The seed can be soaked in water for 24 hours before it is sown. Sow the seed in trays and transplant when the seedlings are 150mm high.  Transplanting too early can result in higher mortality. The seed can be sown directly. The safe way is to place two seeds per spot and thin out later. However this is only used by home gardners and not commercial farmers. Seeds are placed 25-50mm deep. Note this is deeper than other crops such as tomatoes and peppers.

Plant spacing

As Orka is quite a big plant the spacing is slightly wider than usual. Between rows: 500 – 1000 mm. In rows: 400 – 600 mm. Try and achieve a population of 30,000 plants in a hectare.

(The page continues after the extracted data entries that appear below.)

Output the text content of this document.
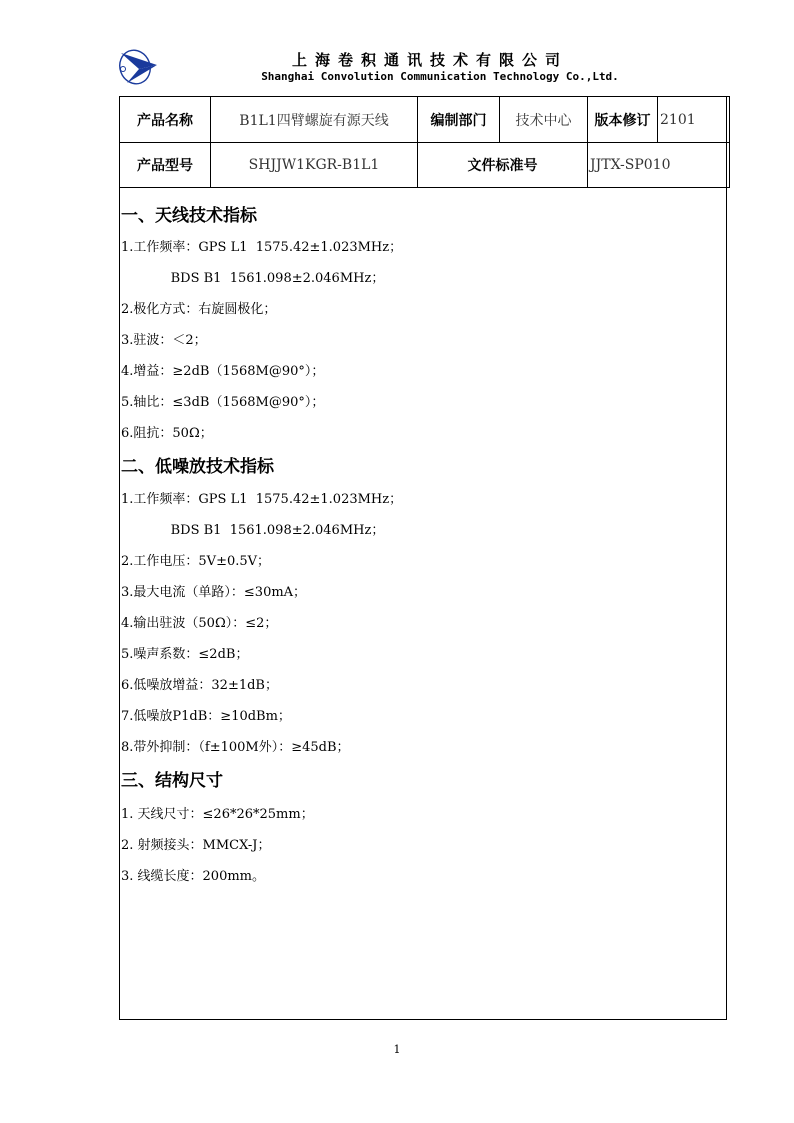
上海卷积通讯技术有限公司
Shanghai Convolution Communication Technology Co.,Ltd.
产品名称	B1L1四臂螺旋有源天线	编制部门	技术中心	版本修订	2101
产品型号	SHJJW1KGR-B1L1	文件标准号		JJTX-SP010	
一、天线技术指标
1.工作频率：GPS L1  1575.42±1.023MHz；
BDS B1  1561.098±2.046MHz；
2.极化方式：右旋圆极化；
3.驻波：＜2；
4.增益：≥2dB（1568M@90°）；
5.轴比：≤3dB（1568M@90°）；
6.阻抗：50Ω；
二、低噪放技术指标
1.工作频率：GPS L1  1575.42±1.023MHz；
BDS B1  1561.098±2.046MHz；
2.工作电压：5V±0.5V；
3.最大电流（单路）：≤30mA；
4.输出驻波（50Ω）：≤2；
5.噪声系数：≤2dB；
6.低噪放增益：32±1dB；
7.低噪放P1dB：≥10dBm；
8.带外抑制：（f±100M外）：≥45dB；
三、结构尺寸
1. 天线尺寸：≤26*26*25mm；
2. 射频接头：MMCX-J；
3. 线缆长度：200mm。
1
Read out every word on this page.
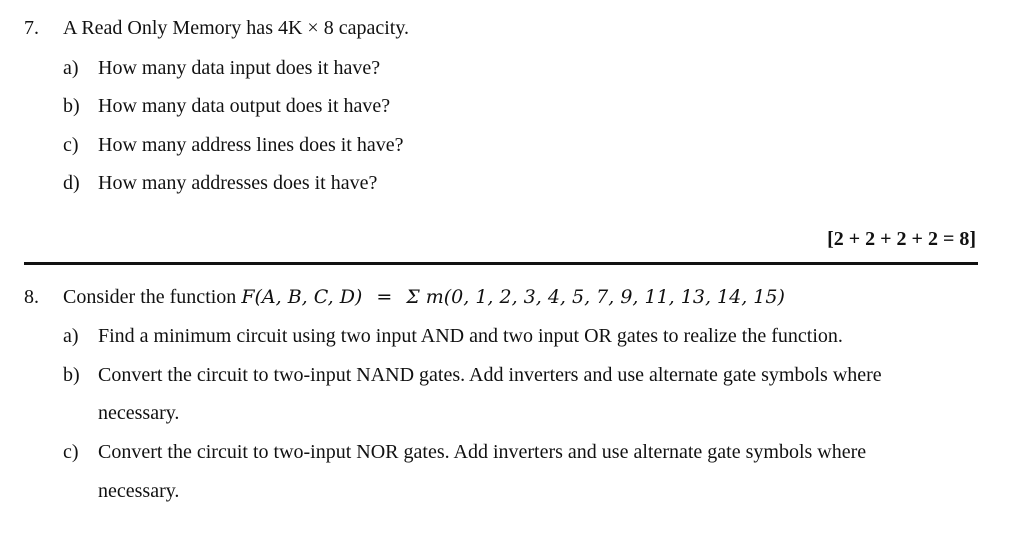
7. A Read Only Memory has 4K × 8 capacity.
a) How many data input does it have?
b) How many data output does it have?
c) How many address lines does it have?
d) How many addresses does it have?
[2 + 2 + 2 + 2 = 8]
8. Consider the function F(A, B, C, D) = Σ m(0, 1, 2, 3, 4, 5, 7, 9, 11, 13, 14, 15)
a) Find a minimum circuit using two input AND and two input OR gates to realize the function.
b) Convert the circuit to two-input NAND gates. Add inverters and use alternate gate symbols where
necessary.
c) Convert the circuit to two-input NOR gates. Add inverters and use alternate gate symbols where
necessary.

Okra pods mature quickly. So there is a short window between immature pods and over ripe ones. That is where a lot of growers fail. You have to watch the crop daily and know when to harvest. In most cases you will have to harvest every second day. This makes Okra an intensive crop to grow. It is labour intensive and you need good planning and labour management.

Okra can be stored for 7-10 days at 7-10 °C and a relative humidity of 90-95% which is very high. Disease control must be very effective in the cold rooms otherwise you can lose the whole crop.  Cold damage will ruin the pods below 4 °C. Throw frozen pods away.

Okra insect pests

  • Aphids: control with mercaptothion and endosulfan
  • Green stink bug: mercaptothion, mevinphos
  • Okra like cotton is susceptible to eelworm. If you have eelworm fumigate with EDB before planting.
  • Various other insect pests may occur such as cutworm, snails etc.

Okra diseases.

  • Fungal diseases: Symptoms: masses of pinkish fungus like objects at the base of the plant. It happens with a sudden drop of leaves. The best way to control it is with crop rotation.
  • Verticillium wilt. Plants shrivel, look chlorotic and leaves fall off. Again not much help as crop rotation is the best option.

Okra diseases are the same as with cotton as they come from the same genetic material.